When you think about it, smartphones haven't changed dramatically since the iPhone was first released in 2007. Sure, they have gotten faster, more powerful, and thinner. They have far better sound, displays, and cameras. But at the end of the day, we're all still using our smartphones the same way we did then: by tapping a glass screen.
That's frustrating, because there's a world of other ways we could interact with our devices, from reaching through them to touch someone 3,000 miles away or using puffs of air to feel objects and textures in mid-air.
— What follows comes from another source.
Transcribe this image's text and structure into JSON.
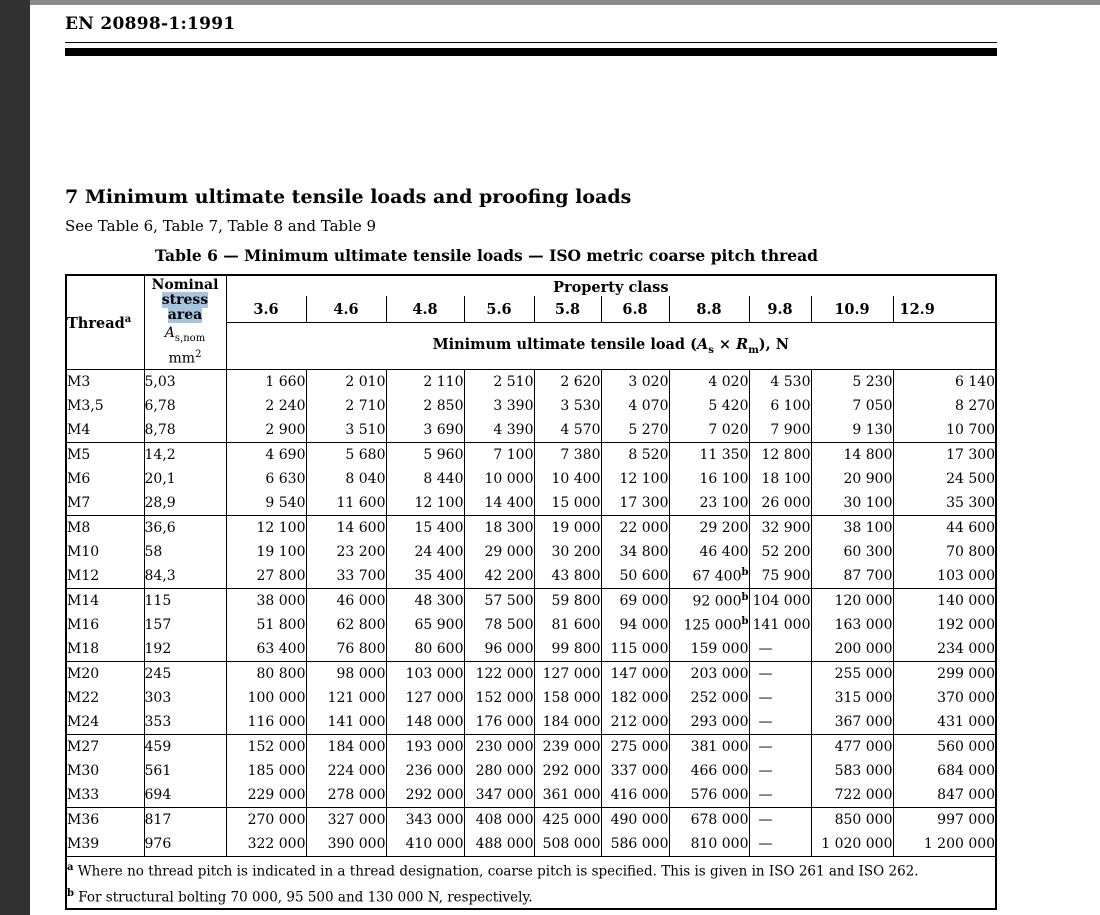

These methods of interacting with our devices are called haptics, and it's the area in smartphone and mobile device design where innovation has virtually stood still since the introduction of the touch screen. Why? Miniaturizing advanced haptics and making them cheap enough for mass-production is a problem, but according to interaction designer Ivan Poupyrev of Google, a bigger problem is that richer interaction on mobile devices would require consumers to start thinking of smartphones less like gadgets and more like automobiles--big-ticket items that need to be tuned up regularly. Could a Lego-like smartphone, such as Google's Project Ara, help change that?
"All haptic technology requires something to move in order for it to work," Poupyrev tells Co.Design. For example, when your smartphone vibrates, it's because of a tiny physical motor about the size of a Tic Tac inside the device. This motor is very small and simple, but it's enough to make your smartphone buzz, and it allows smartphone makers to do cool things like give you simple haptic feedback when you touch the screen.
The problem facing haptics is that the more complicated the interaction, the more moving parts are required to make them work. Consider, for example, MIT's inFORM table, which allows you to reach through it and touch people and objects on the other side. Even if such technology could be miniaturized enough to fit into a smartphone, it would require hundreds of tiny moving parts to work. And there's a big problem with moving parts: because they move, they break. Often.
"Look at a typical product people use every day with a lot of moving parts: your car," says Poupyrev. "We're used to the idea that we need to bring them into the mechanic every year for a tune-up, and that if we don't, they'll have problems. But no one views their phones that way."
According to Poupyrev, this is a big reason we haven't seen more advanced haptics in smartphones, tablets, and computers yet. "If people could be convinced to bring in their phones for maintenance once a year, we'd probably see a lot of cool new technologies come to mobile devices," he says. But to do so would to confront the idea that it is normal for gadgets to wear down and break. And as Poupyrev points out, not only are consumers adverse to this idea, but no company wants to become known for making products that break. So they play it safe, which in mobile devices, means keeping the moving parts to a minimum, better haptics be damned.
But Poupyrev sees another possible answer to the problem: module-based smartphones, like Google's Project Ara. Currently in the prototype phase, Project Ara allows you to snap together a smartphone out of individual components, almost like Lego. The advantage with this design isn't just that you could update components, like a camera or a processor, as they become obsolete; a smartphone like Project Ara would also allow companies to explore more exotic haptic technologies, which could then be easily swapped out if they became problematic.
Even Google doesn't know when Project Ara will be a retail reality, and no one is going to be convinced to bring his or her iPhone into Apple's Genius Garage once a year for a tune-up any time soon. Despite that, Poupyrev believes that the smartphones and tablets of the not-so-distant future will afford users much more sophisticated haptic interactions than they do now. "It's a big challenge, but I do think the day is coming soon when we finally figure out how to do mobile haptics really well."